The Fund will continue to be managed by the same investment personnel who currently are employed by the Adviser following the Transaction, if consummated; however, the Transaction will constitute an assignment of (i) the investment advisory agreement between the Fund and the Adviser and (ii) the sub-advisory agreement among the Adviser, the Sub-Adviser and the Fund (together, the "Current Agreements") and, therefore, will cause the agreements to terminate automatically in accordance with their terms, as required by applicable law. As a result, it is proposed that (i) the Fund enter into a new investment advisory agreement with the Adviser, which will continue to operate as "Central Park Advisers, LLC" following the Transaction, and (ii) the Fund and the Adviser enter into a new sub-advisory agreement with the Sub-Adviser (together, the "New Agreements"). To become effective, the New Agreements must be approved by the Board of Directors of the Fund (the "Board"), including a majority of the Directors who are not "interested persons" (as defined in the Investment Company Act of 1940, as amended) of the Fund, and Fund investors.
At a special meeting anticipated to be held in or about November 2021, the Board expects to consider the approval of the New Agreements. It is not expected that the New Agreements will result in any changes to the fees charged or services provided to the Fund.
If the Board were to approve the New Agreements, it is expected that a special meeting of investors of the Fund will be held in the first quarter of 2022 to act on proposals to approve the New Agreements. A proxy statement providing additional information about the Transaction and describing the New Agreements in greater detail will be furnished to investors in connection with the solicitation of proxies to be voted on the proposals at the special meeting.
If the Board and investors were to approve the New Agreements, and other conditions to the Transaction are satisfied or appropriately waived, it is expected that the Transaction will be consummated in the first quarter of 2022 and the Adviser will become a wholly-owned subsidiary of Macquarie.
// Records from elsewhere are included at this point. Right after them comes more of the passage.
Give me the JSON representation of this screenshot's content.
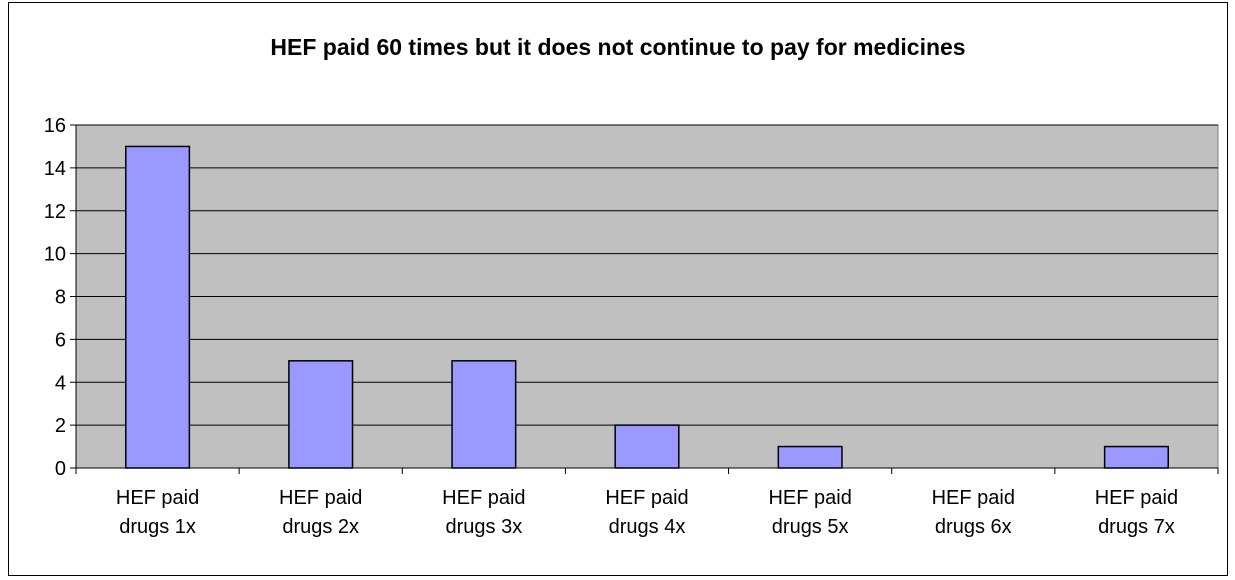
{
  "chart_data": {
    "type": "bar",
    "title": "HEF paid 60 times but it does not continue to pay for medicines",
    "xlabel": "",
    "ylabel": "",
    "categories": [
      [
        "HEF paid",
        "drugs 1x"
      ],
      [
        "HEF paid",
        "drugs 2x"
      ],
      [
        "HEF paid",
        "drugs 3x"
      ],
      [
        "HEF paid",
        "drugs 4x"
      ],
      [
        "HEF paid",
        "drugs 5x"
      ],
      [
        "HEF paid",
        "drugs 6x"
      ],
      [
        "HEF paid",
        "drugs 7x"
      ]
    ],
    "values": [
      15,
      5,
      5,
      2,
      1,
      0,
      1
    ],
    "ylim": [
      0,
      16
    ],
    "yticks": [
      0,
      2,
      4,
      6,
      8,
      10,
      12,
      14,
      16
    ],
    "grid": true,
    "legend": "none",
    "colors": {
      "bar_fill": "#9999ff",
      "bar_stroke": "#000000",
      "plot_background": "#c0c0c0",
      "gridline": "#000000"
    }
  }
}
If the New Agreements are not approved by the Board or investors, provided all other conditions of the Transaction are satisfied or appropriately waived, the Transaction may still take place. If this were to occur, certain additional actions would need to be considered and acted upon. In addition, if the Transaction is not consummated, the Adviser and the Sub-Adviser will continue to serve as investment adviser and sub-investment adviser to the Fund, respectively, pursuant to the terms of the Current Agreements.
All terms and conditions of the Fund's fourth calendar quarter tender offer, as set forth in the Tender Offer Statement you received, remain unchanged.
If you do not wish to sell any of your units of limited liability company interests of the Fund, no action is required. If you have any questions, please contact your financial advisor.